Снег уже начинает укрывать землю, и за моей спиной остается цепочка следов. У парадного входа я задерживаюсь, отряхиваю дорогие туфли, а потом вхожу. Мама целые сутки готовилась, чтобы все безупречно выглядело перед камерами. Пожалуй, лучше не следить на сияющем чистотой полу. Стоит мне появиться, как откуда-то выныривает мама и жестом просит замереть.

– Не волнуйся, уже разуваюсь, – говорю я, оставляя туфли на коврике.

Она издает непонятный хриплый смешок и снимает с моего плеча охотничью сумку с покупками.

– Подумаешь, просто снег. Хорошо погуляла?

– Погуляла? – Ей известно, что я всю ночь провела в лесу. Тут мне в глаза бросается фигура в дверном проеме. За маминой спиной стоит мужчина в идеально сшитом костюме, с подправленными ножом хирурга чертами лица. С первой секунды ясно: он из Капитолия. Что-то не так. – Правильнее сказать, покаталась. Там ужасно скользко.

– К тебе пришли, – говорит мама.

Лицо у нее совершенно бледное, в голосе слышится плохо скрываемая тревога.

– Я думала, все начнется не раньше полудня, – бросаю я, притворяясь, будто не замечаю, в каком она состоянии. – Что, Цинна пришел пораньше?

– Нет, Китнисс, это…

– Сюда, пожалуйста, мисс Эвердин, – прерывает маму капитолиец, махнув рукой в сторону коридора.

Неприятно, когда тебе начинают указывать в собственном доме, однако мне хватает ума промолчать. Перед уходом оборачиваюсь, чтобы подбодрить маму улыбкой:

– Наверное, наставления перед туром…

В последнее время меня завалили сведениями о маршруте и расписаниями запланированных в каждом дистрикте мероприятий.

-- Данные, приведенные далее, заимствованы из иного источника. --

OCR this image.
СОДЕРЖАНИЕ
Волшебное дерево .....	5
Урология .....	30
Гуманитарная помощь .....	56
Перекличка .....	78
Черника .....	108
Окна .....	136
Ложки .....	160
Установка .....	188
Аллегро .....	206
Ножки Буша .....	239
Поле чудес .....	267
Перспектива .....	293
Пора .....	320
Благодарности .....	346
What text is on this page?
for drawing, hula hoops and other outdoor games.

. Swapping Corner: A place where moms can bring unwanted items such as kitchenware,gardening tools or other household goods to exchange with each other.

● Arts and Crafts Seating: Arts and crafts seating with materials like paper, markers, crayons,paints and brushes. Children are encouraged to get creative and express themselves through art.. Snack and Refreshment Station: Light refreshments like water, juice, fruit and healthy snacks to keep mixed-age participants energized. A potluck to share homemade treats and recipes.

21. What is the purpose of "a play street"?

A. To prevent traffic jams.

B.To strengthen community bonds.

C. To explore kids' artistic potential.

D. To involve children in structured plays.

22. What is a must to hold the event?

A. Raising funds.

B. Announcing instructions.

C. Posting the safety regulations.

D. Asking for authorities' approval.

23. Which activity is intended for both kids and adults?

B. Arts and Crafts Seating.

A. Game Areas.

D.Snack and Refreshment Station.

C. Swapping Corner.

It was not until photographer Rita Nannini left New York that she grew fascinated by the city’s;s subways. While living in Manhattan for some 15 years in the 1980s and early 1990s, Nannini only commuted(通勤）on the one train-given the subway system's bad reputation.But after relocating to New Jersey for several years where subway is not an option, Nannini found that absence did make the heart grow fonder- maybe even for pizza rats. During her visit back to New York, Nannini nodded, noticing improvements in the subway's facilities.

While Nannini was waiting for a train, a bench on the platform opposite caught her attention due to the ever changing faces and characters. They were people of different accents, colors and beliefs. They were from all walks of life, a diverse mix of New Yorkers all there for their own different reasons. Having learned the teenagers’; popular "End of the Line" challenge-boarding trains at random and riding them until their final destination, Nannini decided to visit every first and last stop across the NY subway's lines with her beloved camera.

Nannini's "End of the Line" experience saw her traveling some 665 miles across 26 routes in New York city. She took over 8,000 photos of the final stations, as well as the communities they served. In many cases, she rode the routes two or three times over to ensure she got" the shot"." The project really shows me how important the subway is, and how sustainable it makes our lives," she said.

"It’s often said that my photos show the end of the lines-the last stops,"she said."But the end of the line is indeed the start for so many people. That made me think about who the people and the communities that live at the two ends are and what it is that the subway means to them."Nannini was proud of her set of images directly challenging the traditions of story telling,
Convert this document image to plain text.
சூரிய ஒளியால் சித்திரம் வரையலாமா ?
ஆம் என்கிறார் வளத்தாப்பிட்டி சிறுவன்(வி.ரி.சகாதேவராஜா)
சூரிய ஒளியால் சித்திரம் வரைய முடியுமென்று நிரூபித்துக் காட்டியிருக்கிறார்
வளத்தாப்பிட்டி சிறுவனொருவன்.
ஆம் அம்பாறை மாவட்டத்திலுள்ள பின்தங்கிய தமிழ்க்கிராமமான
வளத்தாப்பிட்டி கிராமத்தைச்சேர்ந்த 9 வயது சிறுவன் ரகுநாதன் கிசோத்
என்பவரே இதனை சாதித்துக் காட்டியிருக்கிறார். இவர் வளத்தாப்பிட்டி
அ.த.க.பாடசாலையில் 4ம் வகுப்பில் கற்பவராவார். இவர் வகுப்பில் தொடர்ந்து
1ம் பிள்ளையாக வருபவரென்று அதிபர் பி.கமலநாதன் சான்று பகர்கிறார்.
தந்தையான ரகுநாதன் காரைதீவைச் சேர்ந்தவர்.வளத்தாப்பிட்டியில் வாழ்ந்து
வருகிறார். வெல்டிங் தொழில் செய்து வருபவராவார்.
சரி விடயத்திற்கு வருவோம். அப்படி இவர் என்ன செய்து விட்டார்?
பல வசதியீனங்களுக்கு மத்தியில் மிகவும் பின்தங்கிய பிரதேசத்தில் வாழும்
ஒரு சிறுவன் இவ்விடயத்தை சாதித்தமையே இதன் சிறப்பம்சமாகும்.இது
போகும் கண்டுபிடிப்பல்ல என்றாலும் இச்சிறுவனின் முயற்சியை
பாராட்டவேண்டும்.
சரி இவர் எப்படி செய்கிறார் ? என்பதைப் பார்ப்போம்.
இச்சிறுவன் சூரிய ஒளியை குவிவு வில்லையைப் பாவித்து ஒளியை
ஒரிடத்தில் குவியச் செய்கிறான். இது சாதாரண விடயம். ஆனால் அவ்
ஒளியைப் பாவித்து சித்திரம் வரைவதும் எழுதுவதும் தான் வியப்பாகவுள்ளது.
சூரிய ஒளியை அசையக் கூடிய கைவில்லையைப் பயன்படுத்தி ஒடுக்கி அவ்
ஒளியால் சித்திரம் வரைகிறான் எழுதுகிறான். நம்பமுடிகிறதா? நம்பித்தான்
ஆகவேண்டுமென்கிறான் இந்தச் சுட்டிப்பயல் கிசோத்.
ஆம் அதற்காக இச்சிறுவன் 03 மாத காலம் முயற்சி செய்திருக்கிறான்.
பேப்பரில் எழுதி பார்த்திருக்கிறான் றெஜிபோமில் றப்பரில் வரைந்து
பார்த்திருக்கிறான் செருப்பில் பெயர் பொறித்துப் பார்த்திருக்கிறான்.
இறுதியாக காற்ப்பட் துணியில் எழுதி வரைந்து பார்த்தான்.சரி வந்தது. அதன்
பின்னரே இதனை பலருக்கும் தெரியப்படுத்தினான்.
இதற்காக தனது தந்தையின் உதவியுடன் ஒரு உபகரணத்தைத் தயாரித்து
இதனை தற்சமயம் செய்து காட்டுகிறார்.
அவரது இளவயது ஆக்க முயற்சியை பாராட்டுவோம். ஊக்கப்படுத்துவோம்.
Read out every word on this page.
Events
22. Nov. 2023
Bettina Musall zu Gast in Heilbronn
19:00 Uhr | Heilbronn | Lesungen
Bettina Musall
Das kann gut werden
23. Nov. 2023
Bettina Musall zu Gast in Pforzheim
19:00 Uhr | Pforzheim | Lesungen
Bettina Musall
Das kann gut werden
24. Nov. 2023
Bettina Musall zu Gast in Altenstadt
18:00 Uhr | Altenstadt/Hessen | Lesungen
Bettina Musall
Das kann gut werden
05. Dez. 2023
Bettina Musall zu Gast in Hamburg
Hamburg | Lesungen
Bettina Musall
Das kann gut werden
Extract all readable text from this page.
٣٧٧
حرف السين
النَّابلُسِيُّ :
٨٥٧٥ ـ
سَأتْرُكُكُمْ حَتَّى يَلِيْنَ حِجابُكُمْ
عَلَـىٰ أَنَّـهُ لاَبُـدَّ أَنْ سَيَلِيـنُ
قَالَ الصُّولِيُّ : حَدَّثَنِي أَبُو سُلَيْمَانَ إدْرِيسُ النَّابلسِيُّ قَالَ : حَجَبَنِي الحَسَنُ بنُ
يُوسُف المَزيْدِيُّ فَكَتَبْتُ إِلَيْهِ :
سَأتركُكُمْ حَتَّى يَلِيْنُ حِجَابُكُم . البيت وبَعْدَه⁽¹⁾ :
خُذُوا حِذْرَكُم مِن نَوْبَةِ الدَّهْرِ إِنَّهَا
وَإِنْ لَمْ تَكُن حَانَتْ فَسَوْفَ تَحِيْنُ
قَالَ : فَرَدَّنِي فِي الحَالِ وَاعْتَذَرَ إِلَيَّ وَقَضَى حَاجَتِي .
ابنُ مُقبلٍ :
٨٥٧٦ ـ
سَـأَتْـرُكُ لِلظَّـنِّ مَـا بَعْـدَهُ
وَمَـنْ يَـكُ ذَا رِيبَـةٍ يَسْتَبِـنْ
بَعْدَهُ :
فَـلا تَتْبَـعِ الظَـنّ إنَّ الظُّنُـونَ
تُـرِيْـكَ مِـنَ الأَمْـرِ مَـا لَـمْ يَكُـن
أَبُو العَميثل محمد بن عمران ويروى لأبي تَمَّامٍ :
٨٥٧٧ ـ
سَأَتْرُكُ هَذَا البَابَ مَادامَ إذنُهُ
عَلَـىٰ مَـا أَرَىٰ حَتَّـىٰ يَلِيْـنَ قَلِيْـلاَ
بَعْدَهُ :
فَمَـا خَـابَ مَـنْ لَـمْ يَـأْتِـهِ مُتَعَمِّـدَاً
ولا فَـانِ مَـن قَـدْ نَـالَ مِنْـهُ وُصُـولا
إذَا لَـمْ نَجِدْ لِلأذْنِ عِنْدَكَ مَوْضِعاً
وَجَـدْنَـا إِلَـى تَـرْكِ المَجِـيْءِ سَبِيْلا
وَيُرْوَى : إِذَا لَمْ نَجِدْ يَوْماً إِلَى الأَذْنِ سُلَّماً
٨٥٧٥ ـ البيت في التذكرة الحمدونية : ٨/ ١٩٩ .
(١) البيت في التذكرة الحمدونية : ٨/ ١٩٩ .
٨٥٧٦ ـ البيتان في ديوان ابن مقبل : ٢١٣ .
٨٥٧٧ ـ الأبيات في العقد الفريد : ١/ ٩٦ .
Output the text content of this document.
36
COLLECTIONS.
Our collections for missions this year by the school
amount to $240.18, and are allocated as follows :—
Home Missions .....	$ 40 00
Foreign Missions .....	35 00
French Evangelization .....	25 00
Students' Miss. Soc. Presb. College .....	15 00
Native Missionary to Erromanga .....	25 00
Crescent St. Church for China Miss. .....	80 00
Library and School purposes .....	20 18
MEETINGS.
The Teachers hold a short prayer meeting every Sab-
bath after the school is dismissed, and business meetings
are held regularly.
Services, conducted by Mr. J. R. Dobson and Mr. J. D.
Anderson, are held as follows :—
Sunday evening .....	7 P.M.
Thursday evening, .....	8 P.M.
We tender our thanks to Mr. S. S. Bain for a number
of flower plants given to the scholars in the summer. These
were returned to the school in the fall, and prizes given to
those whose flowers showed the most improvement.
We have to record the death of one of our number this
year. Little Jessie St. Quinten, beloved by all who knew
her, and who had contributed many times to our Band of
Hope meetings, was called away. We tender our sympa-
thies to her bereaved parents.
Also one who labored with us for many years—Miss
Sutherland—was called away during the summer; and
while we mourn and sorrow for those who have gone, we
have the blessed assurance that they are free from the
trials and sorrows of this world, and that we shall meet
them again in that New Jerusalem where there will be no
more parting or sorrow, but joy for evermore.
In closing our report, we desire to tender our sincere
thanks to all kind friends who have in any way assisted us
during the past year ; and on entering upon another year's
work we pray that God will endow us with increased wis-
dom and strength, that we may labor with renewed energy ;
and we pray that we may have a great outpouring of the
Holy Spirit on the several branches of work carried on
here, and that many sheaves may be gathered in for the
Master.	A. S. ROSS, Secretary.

Но пока я шагаю к закрытым дверям кабинета, которые никогда еще не запирались, в мыслях поднимается настоящая буря: «Кто там? И что ему нужно? Чего мама так испугалась?»

– Входите, – произносит мой провожатый.

Поворот полированной медной ручки – и я внутри. В ноздри бьют два плохо совместимых запаха – роз и крови. Низкорослый мужчина с белесыми волосами, неуловимо кого-то напоминающий, молча читает книгу. Он поднимает палец, словно хочет сказать: «Подождите минутку». Затем поворачивается – и в моей груди на миг замирает сердце.

Прямо на меня змеиным взглядом уставился президент Сноу.